Explanation: Answer reason: Clean intermittent catheterization at a frequent interval (about every 2–4 hours initially, then individualized) is a standard rehab approach to maintain low bladder pressures and predictable elimination. An indwelling catheter increases infection risk and is generally avoided long-term in rehabilitation when intermittent catheterization is feasible. Catheterizing only every 8 hours is typically too infrequent early on and can allow excessive bladder filling, while Crede’s maneuver can raise intravesical pressure and promote reflux, making it a less safe routine strategy.
The nurse is administering cleansing enemas to a client the night before bowel surgery. During instillation of the enema, the client reports cramping and pain. What action should the nurse take?
- Have the client take slow, deep breaths
- Stop infusing the solution for 30 seconds, then resume at a slower rate
- Tell the client that the process will not take much longer
- Withdraw the tube approximately 2 cm and continue the infusion
Explanation: Answer reason: Temporarily stopping the flow allows the bowel to relax and decreases discomfort, and restarting more slowly reduces further distention and pain. This action is the safest immediate nursing intervention while maintaining the goal of bowel cleansing. Deep breathing may provide minimal comfort but does not address the physiologic cause, and repositioning/withdrawing the tube is more appropriate when there is resistance to insertion or suspected mucosal irritation rather than simple cramping from rate.
Which focus is the nurse most likely to teach for a client with a flaccid bladder?
- Habit training: Attempt voiding at specific time periods
- Bladder training: Delay voiding according to a pre scheduled timetable
- Credé’s maneuver: Apply gentle manual pressure to the lower abdomen.
- Kegel exercises: Contract the pelvic muscles.
Explanation: Answer reason: A flaccid (areflexic) bladder typically results from lower motor neuron dysfunction, leading to poor detrusor contraction and urinary retention with overflow.

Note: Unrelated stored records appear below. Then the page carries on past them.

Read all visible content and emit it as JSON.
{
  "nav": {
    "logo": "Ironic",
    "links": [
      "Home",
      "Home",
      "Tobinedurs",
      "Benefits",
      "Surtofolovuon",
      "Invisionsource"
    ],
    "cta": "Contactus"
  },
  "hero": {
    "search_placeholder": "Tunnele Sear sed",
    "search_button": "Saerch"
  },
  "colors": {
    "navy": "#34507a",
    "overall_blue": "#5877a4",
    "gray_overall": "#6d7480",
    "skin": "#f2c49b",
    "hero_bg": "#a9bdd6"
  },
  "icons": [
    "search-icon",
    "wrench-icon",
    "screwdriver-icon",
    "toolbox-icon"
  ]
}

Management teaching focuses on methods to assist bladder emptying, such as manual expression or intermittent catheterization, rather than suppressing urgency. Gentle suprapubic pressure can help increase intravesical pressure to facilitate voiding when detrusor tone is reduced. Bladder training and Kegel exercises are more useful for spastic bladder/urge incontinence or stress incontinence, not for an areflexic retention problem. The priority is preventing overdistention, retention, and associated infection risk by promoting effective emptying.
The nurse cares for a group of clients. Which client is most at risk for constipation?
- 40-year-old who is nothing per mouth for an abdominal CT
- 55-year-old postop day 2 for bilateral total hip arthroplasty
- 65-year-old with rheumatoid arthritis prescribed corticosteroids
- 85-year-old prescribed antibiotics for a urinary tract infection
Explanation: Answer reason: On postoperative day 2 after bilateral hip arthroplasty, the client is likely immobile and receiving opioids, which slow GI motility and increase stool water absorption. NPO status for a CT is typically short-term and less constipating than sustained immobility plus opioids. Antibiotics more commonly cause diarrhea, and corticosteroids are not a primary constipation trigger compared with postop immobility/opioids.